Entangled Materialities: Cultures of Extraction and Regional Environments in Venezuela, 1890-1980

Entangled Materialities charts the cultural and environmental history of Venezuela’s under-examined regional extractive zones from 1890 to 1980 to reveal their complexities, potentialities, and ontological provocations. Building on key insights in the environmental and energy humanities, I contend that Venezuela’s political and cultural discourses built around oil rendered other cultures of extraction invisible, particularly agricultural, hydrological, and mining hubs located in the Guayana-Amazon region and the Caribbean coast. These regional environments were highly attractive to satisfy domestic and foreign economic interests and cultural representations focused on material and energy consumption. They unfolded a political ecology that challenged and intermingled with the underlying logic of a fossil-fueled future.
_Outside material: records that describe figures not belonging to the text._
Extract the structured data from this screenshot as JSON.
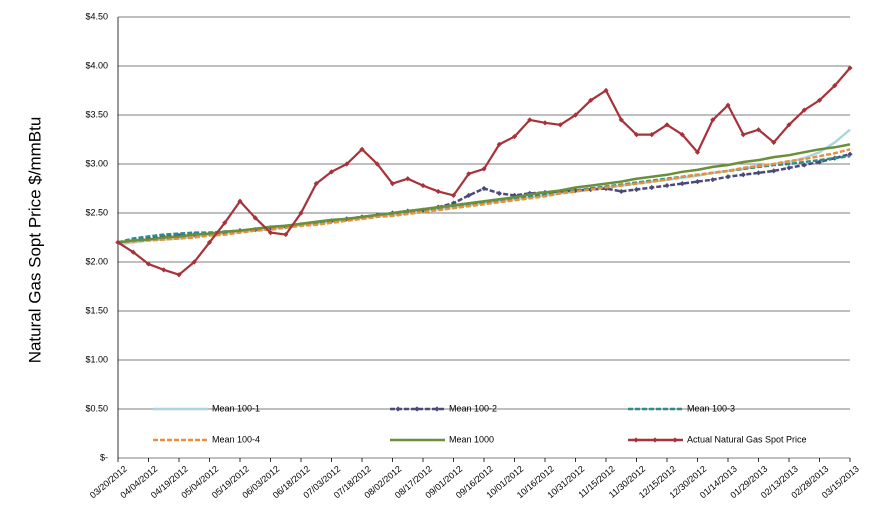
{
  "chart_data": {
    "type": "line",
    "y_label": "Natural Gas Sopt Price $/mmBtu",
    "categories": [
      "03/20/2012",
      null,
      "04/04/2012",
      null,
      "04/19/2012",
      null,
      "05/04/2012",
      null,
      "05/19/2012",
      null,
      "06/03/2012",
      null,
      "06/18/2012",
      null,
      "07/03/2012",
      null,
      "07/18/2012",
      null,
      "08/02/2012",
      null,
      "08/17/2012",
      null,
      "09/01/2012",
      null,
      "09/16/2012",
      null,
      "10/01/2012",
      null,
      "10/16/2012",
      null,
      "10/31/2012",
      null,
      "11/15/2012",
      null,
      "11/30/2012",
      null,
      "12/15/2012",
      null,
      "12/30/2012",
      null,
      "01/14/2013",
      null,
      "01/29/2013",
      null,
      "02/13/2013",
      null,
      "02/28/2013",
      null,
      "03/15/2013"
    ],
    "ylim": [
      0,
      4.5
    ],
    "yticks": [
      {
        "value": 0,
        "label": "$-"
      },
      {
        "value": 0.5,
        "label": "$0.50"
      },
      {
        "value": 1,
        "label": "$1.00"
      },
      {
        "value": 1.5,
        "label": "$1.50"
      },
      {
        "value": 2,
        "label": "$2.00"
      },
      {
        "value": 2.5,
        "label": "$2.50"
      },
      {
        "value": 3,
        "label": "$3.00"
      },
      {
        "value": 3.5,
        "label": "$3.50"
      },
      {
        "value": 4,
        "label": "$4.00"
      },
      {
        "value": 4.5,
        "label": "$4.50"
      }
    ],
    "grid": true,
    "legend": "bottom",
    "series": [
      {
        "name": "Mean 100-1",
        "color": "#a9d6df",
        "dashed": false,
        "marker": false,
        "values": [
          2.18,
          2.2,
          2.22,
          2.23,
          2.24,
          2.26,
          2.28,
          2.29,
          2.31,
          2.32,
          2.34,
          2.36,
          2.38,
          2.39,
          2.41,
          2.43,
          2.45,
          2.47,
          2.48,
          2.5,
          2.52,
          2.54,
          2.56,
          2.58,
          2.6,
          2.62,
          2.64,
          2.66,
          2.68,
          2.7,
          2.72,
          2.74,
          2.76,
          2.78,
          2.8,
          2.82,
          2.84,
          2.86,
          2.88,
          2.91,
          2.93,
          2.95,
          2.98,
          3.0,
          3.02,
          3.06,
          3.12,
          3.22,
          3.35
        ]
      },
      {
        "name": "Mean 100-2",
        "color": "#4a4a7a",
        "dashed": true,
        "marker": true,
        "values": [
          2.2,
          2.22,
          2.24,
          2.26,
          2.27,
          2.28,
          2.29,
          2.3,
          2.32,
          2.33,
          2.35,
          2.36,
          2.38,
          2.4,
          2.42,
          2.44,
          2.46,
          2.48,
          2.5,
          2.52,
          2.53,
          2.56,
          2.6,
          2.68,
          2.75,
          2.7,
          2.68,
          2.7,
          2.71,
          2.72,
          2.73,
          2.74,
          2.75,
          2.72,
          2.74,
          2.76,
          2.78,
          2.8,
          2.82,
          2.84,
          2.87,
          2.89,
          2.91,
          2.93,
          2.96,
          2.99,
          3.02,
          3.06,
          3.1
        ]
      },
      {
        "name": "Mean 100-3",
        "color": "#2e8b8b",
        "dashed": true,
        "marker": false,
        "values": [
          2.2,
          2.24,
          2.26,
          2.28,
          2.29,
          2.3,
          2.3,
          2.31,
          2.32,
          2.33,
          2.35,
          2.37,
          2.38,
          2.4,
          2.42,
          2.44,
          2.45,
          2.47,
          2.49,
          2.51,
          2.53,
          2.55,
          2.57,
          2.59,
          2.61,
          2.63,
          2.65,
          2.67,
          2.69,
          2.71,
          2.73,
          2.75,
          2.77,
          2.79,
          2.81,
          2.83,
          2.85,
          2.87,
          2.89,
          2.91,
          2.93,
          2.95,
          2.97,
          2.99,
          3.0,
          3.02,
          3.04,
          3.06,
          3.08
        ]
      },
      {
        "name": "Mean 100-4",
        "color": "#e8903a",
        "dashed": true,
        "marker": false,
        "values": [
          2.2,
          2.21,
          2.22,
          2.23,
          2.24,
          2.25,
          2.27,
          2.28,
          2.3,
          2.32,
          2.33,
          2.35,
          2.37,
          2.38,
          2.4,
          2.42,
          2.44,
          2.46,
          2.47,
          2.49,
          2.51,
          2.53,
          2.55,
          2.57,
          2.59,
          2.61,
          2.63,
          2.65,
          2.67,
          2.7,
          2.72,
          2.74,
          2.76,
          2.78,
          2.8,
          2.82,
          2.84,
          2.87,
          2.89,
          2.91,
          2.93,
          2.96,
          2.98,
          3.0,
          3.03,
          3.05,
          3.08,
          3.11,
          3.15
        ]
      },
      {
        "name": "Mean 1000",
        "color": "#6b8e3a",
        "dashed": false,
        "marker": false,
        "values": [
          2.2,
          2.22,
          2.23,
          2.25,
          2.26,
          2.28,
          2.29,
          2.31,
          2.32,
          2.34,
          2.36,
          2.37,
          2.39,
          2.41,
          2.43,
          2.44,
          2.46,
          2.48,
          2.5,
          2.52,
          2.54,
          2.56,
          2.58,
          2.6,
          2.62,
          2.64,
          2.66,
          2.69,
          2.71,
          2.73,
          2.76,
          2.78,
          2.8,
          2.82,
          2.85,
          2.87,
          2.89,
          2.92,
          2.94,
          2.97,
          2.99,
          3.02,
          3.04,
          3.07,
          3.09,
          3.12,
          3.15,
          3.17,
          3.2
        ]
      },
      {
        "name": "Actual Natural Gas Spot Price",
        "color": "#a8323a",
        "dashed": false,
        "marker": true,
        "values": [
          2.2,
          2.1,
          1.98,
          1.92,
          1.87,
          2.0,
          2.2,
          2.4,
          2.62,
          2.45,
          2.3,
          2.28,
          2.5,
          2.8,
          2.92,
          3.0,
          3.15,
          3.0,
          2.8,
          2.85,
          2.78,
          2.72,
          2.68,
          2.9,
          2.95,
          3.2,
          3.28,
          3.45,
          3.42,
          3.4,
          3.5,
          3.65,
          3.75,
          3.45,
          3.3,
          3.3,
          3.4,
          3.3,
          3.12,
          3.45,
          3.6,
          3.3,
          3.35,
          3.22,
          3.4,
          3.55,
          3.65,
          3.8,
          3.98
        ]
      }
    ]
  }
}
Looking at different case studies—institutional texts, photographs, films, and infrastructure—the book rethinks the relations between culture, energy, and the unequal ecology of capitalism in Venezuela. I ask how other-than-oil cultures of extraction articulated experiences of socioecological transformation in Venezuela and how a closer consideration of these cultures of extraction draws our attention to the political ecology of material entanglements to rethinking the blind spots of petromodernity as represented in the canon of Venezuelan culture and politics.

This project is financially supported by The British Academy postdoctoral scheme.